Understanding Hadoop 2.0
In this post, we’ll explain the difference between Hadoop 1.0 and 2.0. After all, what is Hadoop 2.0? What is YARN?
For starters – what is Hadoop and what is 1.0? The Apache Hadoop project is the core of an entire ecosystem of projects. It consists of four modules (see here):
- Hadoop Common: The common utilities that support the other Hadoop modules.
- Hadoop Distributed File System (HDFS™): A distributed file system that provides high-throughput access to application data.
- Hadoop YARN: A framework for job scheduling and cluster resource management.
- Hadoop MapReduce: A YARN-based system for parallel processing of large data sets.
Hadoop 1.0 is based on the Hadoop .20.205 branch (it went 0.18 -> 0.19 -> 0.20 -> 0.20.2 -> 0.20.205 -> 1.0).
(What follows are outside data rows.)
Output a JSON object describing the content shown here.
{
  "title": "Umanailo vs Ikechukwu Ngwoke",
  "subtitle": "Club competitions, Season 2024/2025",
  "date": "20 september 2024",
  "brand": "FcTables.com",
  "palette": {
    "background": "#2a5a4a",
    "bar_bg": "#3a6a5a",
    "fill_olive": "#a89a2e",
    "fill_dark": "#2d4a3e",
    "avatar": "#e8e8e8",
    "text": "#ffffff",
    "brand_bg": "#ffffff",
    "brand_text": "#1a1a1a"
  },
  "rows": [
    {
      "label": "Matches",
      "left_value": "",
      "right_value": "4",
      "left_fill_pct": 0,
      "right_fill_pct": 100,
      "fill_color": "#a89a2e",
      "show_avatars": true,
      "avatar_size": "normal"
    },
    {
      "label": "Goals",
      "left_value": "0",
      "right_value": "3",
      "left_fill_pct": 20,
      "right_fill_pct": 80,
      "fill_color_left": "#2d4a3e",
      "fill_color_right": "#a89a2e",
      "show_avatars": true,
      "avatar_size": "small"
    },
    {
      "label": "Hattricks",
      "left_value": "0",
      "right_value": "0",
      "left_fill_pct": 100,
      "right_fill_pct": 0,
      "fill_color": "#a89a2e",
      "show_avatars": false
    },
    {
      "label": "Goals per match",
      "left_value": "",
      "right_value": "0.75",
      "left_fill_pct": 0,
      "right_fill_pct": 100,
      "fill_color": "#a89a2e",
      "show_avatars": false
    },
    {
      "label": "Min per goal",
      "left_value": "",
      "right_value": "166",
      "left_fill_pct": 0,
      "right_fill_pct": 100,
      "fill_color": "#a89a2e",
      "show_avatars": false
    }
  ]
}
Hard to follow? Check out this chart. Not hard for an open source developer, but obscure for an enterprise product – so everyone agreed to call 0.20.205 ‘1.0’, the project having matured to that point.
Hadoop 2.0 is from the Hadoop 0.23 branch, with major components re-written to enable support for features like High Availability, and MapReduce 2.0 (YARN), and to enable Hadoop to scale out past 4,000 machines per cluster. Specifically, Hadoop 2.0 adds (see here):
- HDFS Federation – multiple, redundant namenodes acting in congress
- MapReduce NextGen aka YARN aka MRv2 – which transforms Hadoop into a full blown platform as a service. See here.
Hadoop 1.0 is rock-solid, Hadoop 2.0 is still in active development and is considered Alpha. Work continues to stabilize Hadoop 2.0, so stay tuned!